St Petersburg University introduces Russian prose to Turkish readers
The Almanac of Contemporary Russian prose’ has recently been published in Turkey in the Turkish language. The long-term educational project initiated by St Petersburg University has already introduced the works of famous and new writers to the Chinese audience. It will soon be available for Iranian readers as well.

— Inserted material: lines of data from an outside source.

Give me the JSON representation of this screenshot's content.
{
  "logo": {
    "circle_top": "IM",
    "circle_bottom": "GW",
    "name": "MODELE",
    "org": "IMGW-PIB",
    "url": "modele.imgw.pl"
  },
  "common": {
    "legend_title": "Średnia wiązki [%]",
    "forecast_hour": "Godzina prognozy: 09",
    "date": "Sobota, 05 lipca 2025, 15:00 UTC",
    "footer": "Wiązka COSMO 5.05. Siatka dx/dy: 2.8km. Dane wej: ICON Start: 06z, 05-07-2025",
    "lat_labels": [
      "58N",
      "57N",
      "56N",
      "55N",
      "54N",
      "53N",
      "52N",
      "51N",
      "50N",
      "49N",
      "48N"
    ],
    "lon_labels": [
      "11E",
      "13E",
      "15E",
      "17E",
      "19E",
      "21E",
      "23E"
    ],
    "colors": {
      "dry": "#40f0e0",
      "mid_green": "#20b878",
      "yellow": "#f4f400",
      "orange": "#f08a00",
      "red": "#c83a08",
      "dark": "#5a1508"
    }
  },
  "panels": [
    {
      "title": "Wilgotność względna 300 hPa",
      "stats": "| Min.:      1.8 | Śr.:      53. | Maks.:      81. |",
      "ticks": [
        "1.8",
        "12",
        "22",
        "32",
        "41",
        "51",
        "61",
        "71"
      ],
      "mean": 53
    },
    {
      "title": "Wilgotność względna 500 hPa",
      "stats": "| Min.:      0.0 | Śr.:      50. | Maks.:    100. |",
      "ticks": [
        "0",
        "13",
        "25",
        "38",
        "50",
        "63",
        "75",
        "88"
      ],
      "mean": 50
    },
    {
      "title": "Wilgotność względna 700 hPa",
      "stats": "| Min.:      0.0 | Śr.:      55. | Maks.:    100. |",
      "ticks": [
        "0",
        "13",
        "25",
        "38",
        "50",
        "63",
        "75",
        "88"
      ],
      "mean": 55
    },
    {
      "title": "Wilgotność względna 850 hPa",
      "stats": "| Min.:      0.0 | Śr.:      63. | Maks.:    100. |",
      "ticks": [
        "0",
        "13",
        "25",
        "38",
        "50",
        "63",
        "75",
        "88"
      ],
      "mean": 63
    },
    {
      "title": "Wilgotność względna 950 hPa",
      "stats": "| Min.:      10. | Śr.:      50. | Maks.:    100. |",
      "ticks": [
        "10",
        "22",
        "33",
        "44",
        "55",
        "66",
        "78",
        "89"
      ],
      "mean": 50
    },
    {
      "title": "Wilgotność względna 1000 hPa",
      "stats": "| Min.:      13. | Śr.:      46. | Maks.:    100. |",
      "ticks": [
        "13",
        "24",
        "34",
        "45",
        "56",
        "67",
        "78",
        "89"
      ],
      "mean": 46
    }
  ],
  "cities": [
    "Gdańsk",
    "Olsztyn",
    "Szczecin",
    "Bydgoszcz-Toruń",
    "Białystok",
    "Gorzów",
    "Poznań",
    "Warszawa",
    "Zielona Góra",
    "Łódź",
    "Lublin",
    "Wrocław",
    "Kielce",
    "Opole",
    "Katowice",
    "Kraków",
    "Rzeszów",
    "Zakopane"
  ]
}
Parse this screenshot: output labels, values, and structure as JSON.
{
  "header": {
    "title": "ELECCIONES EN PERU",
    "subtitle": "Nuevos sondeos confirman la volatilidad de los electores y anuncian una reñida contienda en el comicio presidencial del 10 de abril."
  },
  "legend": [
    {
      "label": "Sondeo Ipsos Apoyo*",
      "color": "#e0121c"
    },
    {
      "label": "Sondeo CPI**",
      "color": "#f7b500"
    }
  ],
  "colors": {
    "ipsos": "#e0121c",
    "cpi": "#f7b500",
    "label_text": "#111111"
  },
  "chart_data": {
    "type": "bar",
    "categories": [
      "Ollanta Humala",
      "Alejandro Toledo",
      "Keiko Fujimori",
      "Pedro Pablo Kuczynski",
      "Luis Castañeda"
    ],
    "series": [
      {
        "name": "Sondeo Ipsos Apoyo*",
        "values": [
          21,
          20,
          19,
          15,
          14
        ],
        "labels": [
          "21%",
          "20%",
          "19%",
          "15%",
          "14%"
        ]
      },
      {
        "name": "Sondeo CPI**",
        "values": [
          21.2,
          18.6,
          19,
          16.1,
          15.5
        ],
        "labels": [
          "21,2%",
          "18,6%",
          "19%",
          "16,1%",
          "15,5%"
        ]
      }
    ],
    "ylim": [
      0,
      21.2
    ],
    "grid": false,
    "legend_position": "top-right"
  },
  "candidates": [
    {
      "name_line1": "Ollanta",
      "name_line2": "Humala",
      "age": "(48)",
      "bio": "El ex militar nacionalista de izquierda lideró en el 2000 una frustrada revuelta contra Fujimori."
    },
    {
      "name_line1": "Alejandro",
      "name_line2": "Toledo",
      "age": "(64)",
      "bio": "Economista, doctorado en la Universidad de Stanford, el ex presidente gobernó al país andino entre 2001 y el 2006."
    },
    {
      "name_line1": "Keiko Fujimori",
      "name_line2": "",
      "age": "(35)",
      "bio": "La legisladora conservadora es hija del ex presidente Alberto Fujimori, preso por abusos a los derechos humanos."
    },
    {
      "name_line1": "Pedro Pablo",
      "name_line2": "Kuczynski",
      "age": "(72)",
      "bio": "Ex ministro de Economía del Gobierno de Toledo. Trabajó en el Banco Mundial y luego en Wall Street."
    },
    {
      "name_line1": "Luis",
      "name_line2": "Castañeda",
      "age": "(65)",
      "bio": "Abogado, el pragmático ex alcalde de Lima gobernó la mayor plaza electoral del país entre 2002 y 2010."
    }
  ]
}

The Almanac consists of three main parts and presents an overview of Russian literature in the 2000s and 2010s. The first part – ‘Prose of Contemporary Russian Writers’ – includes works by Eugene Vodolazkin, Mikhail Elizarov, Alexander Snegirev, Pavel Krusanov, Vadim Leventhal and other famous authors. The second part – ‘The Prose of Young Writers’ – mostly features stories by already well-known, promising and established writers: Boris Miachin, Anton Ratnikov and Aleksandr Dorokhov. The third part – ‘Criticism and Essays’ – introduces current trends in Russian prose to foreign audiences. The final part provides brief information about the authors and translators.
The Almanac pursues the noble and enlightening mission of introducing to Turkish readers the most interesting trends in contemporary Russian prose in the best traditions of classical Russian literature.
Rector of St Petersburg University Nikolay Kropachev
‘The Almanac has been compiled by the leading Russian writers and literary critics, who are well known far beyond Russia,’ noted the Rector of St Petersburg University Nikolay Kropachev in the preface to the publication. ‘I truly hope that our cooperation with the Republic of Turkey and TOBB University of Economics and Technology, the renowned centre for training highly qualified specialists, will be lasting and fruitful and the number of readers of the Almanac and fans of Russian prose will increase.’
‘The Almanac of contemporary Russian prose’ has been published earlier in Chinese, and its translation into Persian is currently underway.
Director of the Nabokov Museum, Associate Professor of St Petersburg University, writer Andrei Astvatsaturov, together with the Director of the Centre for Contemporary Turkish Studies , Associate Professor of St Petersburg University Apollinariia Avrutina took part in the compilation. Professor Avrutina thinks that cultural projects, such as the Almanac, play an increasingly important role in relations between Russia and Turkey. ‘Over 6 million Russian tourists visit Turkey every year, which means that the demand for the Russian language is growing annually. Besides, there are currently more than a million Russian-Turkish families in Turkey, where people speak both languages and are familiar with both Turkish and Russian culture,’ said Apollinariia Avrutina. ‘The compulsory curriculum in Turkish secondary schools includes Russian classical literature; and all pupils know the works of Dostoevsky, Tolstoy, Turgenev and Chekhov very well. Modern Russian literature is translated regularly, but not all authors are currently represented. The Turkish reader expresses a deep interest in modern Russia. That is why I am sure that any Russian-Turkish educational project has a promising future".
The translation of the Almanac is a result of joint efforts between TOBB University of Economics and Technology and the Çeviribilim Publishing House of Istanbul.